The Iranian threat actor known as Domestic Kitten has been attributed to a new mobile campaign that masquerades as a translation app to distribute an updated variant of an Android malware known as FurBall.
“Since June 2021, it has been distributed as a translation app via a copycat of an Iranian website that provides translated articles, journals, and books,” ESET researcher Lukas Stefanko said in a report shared with The Hacker News.
The updates, while retaining the same surveillance functionality as earlier versions, are designed to evade detection by security solutions, the Slovak cybersecurity firm added.
Domestic Kitten, also called APT-C-50, is an Iranian threat activity cluster that has been previously identified as targeting individuals of interest with the goal of harvesting sensitive information from compromised mobile devices. It’s been known to be active since at least 2016.
A tactical analysis conducted by Trend Micro in 2019 reveals Domestic Kitten’s potential connections to another group called Bouncing Golf, a cyber espionage campaign targeting Middle Eastern countries.
APT-C-50 has primarily singled out “Iranian citizens that could pose a threat to the stability of the Iranian regime, including internal dissidents, opposition forces, ISIS advocates, the Kurdish minority in Iran, and more,” according to Check Point.
Campaigns undertaken by the group have traditionally relied on luring potential victims into installing a rogue application via different attack vectors, including Iranian blog sites, Telegram channels, and SMS messages.
Irrespective of the method employed, the apps act as a conduit to deliver a piece of malware codenamed by the Israeli cybersecurity company named Furball, a customized version of KidLogger which comes with capabilities to gather and exfiltrate personal data from the devices.
The latest iteration of the campaign uncovered by ESET involves the app operating under the guise of a translation service. Previous covers used to conceal malicious behavior span different categories such as security, news, games, and wallpaper apps.
The app (“sarayemaghale.apk“) is delivered via a fake website mimicking downloadmaghaleh[.]com, a legitimate site that provides articles and books translated from English to Persian.
What’s notable about the latest version is that while the core spyware functions are retained, the artifact requests only one permission to access contacts, limiting it from accessing SMS messages, device location, call logs, and clipboard data.
“The reason could be its aim to stay under the radar; on the other hand, we also think it might signal it is just the preceding phase of a spear-phishing attack conducted via text messages,” Stefanko pointed out.
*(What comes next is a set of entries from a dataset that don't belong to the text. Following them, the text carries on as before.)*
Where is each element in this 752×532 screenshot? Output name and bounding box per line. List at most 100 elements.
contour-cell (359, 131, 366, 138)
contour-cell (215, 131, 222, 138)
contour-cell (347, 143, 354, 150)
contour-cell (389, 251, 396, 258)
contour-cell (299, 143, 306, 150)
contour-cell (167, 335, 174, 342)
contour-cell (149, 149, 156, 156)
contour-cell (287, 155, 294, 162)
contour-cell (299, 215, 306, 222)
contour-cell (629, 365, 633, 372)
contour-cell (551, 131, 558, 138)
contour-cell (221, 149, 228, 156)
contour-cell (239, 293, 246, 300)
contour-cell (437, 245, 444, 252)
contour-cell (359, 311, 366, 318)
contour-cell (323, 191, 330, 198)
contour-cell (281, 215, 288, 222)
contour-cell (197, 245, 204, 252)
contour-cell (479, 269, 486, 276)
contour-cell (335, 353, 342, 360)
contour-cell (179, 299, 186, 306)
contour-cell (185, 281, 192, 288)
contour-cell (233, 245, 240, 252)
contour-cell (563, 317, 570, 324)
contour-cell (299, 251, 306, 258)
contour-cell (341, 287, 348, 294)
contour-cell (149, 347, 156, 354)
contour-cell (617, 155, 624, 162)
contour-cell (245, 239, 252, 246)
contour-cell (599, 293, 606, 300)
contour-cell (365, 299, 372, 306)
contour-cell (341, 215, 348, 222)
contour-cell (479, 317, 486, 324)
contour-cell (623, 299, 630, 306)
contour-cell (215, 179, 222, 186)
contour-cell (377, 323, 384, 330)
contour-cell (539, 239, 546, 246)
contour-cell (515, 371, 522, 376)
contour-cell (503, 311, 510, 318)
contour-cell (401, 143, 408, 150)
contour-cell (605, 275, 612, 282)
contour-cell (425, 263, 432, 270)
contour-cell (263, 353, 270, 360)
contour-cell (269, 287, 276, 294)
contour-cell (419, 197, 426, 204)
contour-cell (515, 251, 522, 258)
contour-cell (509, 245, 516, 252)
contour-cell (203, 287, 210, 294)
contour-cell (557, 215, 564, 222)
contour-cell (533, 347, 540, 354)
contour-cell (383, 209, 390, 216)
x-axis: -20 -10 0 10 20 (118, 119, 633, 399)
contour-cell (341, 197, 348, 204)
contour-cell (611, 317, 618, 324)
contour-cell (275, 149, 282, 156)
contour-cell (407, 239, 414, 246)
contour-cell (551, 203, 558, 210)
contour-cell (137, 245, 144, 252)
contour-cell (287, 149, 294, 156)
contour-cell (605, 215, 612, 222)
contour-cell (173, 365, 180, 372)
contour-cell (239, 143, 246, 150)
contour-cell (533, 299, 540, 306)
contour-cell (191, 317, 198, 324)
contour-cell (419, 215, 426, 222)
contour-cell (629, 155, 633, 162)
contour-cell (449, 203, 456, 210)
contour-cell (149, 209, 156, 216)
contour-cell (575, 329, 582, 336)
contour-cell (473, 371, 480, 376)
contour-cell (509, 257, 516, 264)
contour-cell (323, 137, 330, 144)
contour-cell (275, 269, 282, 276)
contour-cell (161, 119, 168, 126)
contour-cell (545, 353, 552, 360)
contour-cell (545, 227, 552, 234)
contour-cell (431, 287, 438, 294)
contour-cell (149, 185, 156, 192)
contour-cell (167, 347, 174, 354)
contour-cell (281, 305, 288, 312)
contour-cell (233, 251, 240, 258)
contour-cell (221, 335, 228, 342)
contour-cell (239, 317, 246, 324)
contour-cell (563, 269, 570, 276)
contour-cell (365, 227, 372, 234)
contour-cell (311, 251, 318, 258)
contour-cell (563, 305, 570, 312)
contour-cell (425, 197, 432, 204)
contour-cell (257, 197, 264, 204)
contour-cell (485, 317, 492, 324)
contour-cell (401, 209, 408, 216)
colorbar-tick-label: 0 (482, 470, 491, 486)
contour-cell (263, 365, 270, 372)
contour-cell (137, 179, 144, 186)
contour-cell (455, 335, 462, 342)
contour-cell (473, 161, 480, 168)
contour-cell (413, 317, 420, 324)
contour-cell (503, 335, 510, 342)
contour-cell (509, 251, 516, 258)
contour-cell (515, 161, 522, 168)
Despite this handicap, the Furball malware, in its present form, can retrieve commands from a remote server that allows it to gather contacts, files from external storage, a list of installed apps, basic system metadata, and synced user accounts.
The reduction in active app functionality notwithstanding, the sample further stands out for implementing an elementary code obfuscation scheme that’s seen as an attempt to get past security barriers.
“The Domestic Kitten campaign is still active, using copycat websites to target Iranian citizens,” Stefanko said. “The operator’s goal has changed slightly from distributing full-featured Android spyware to a lighter variant.”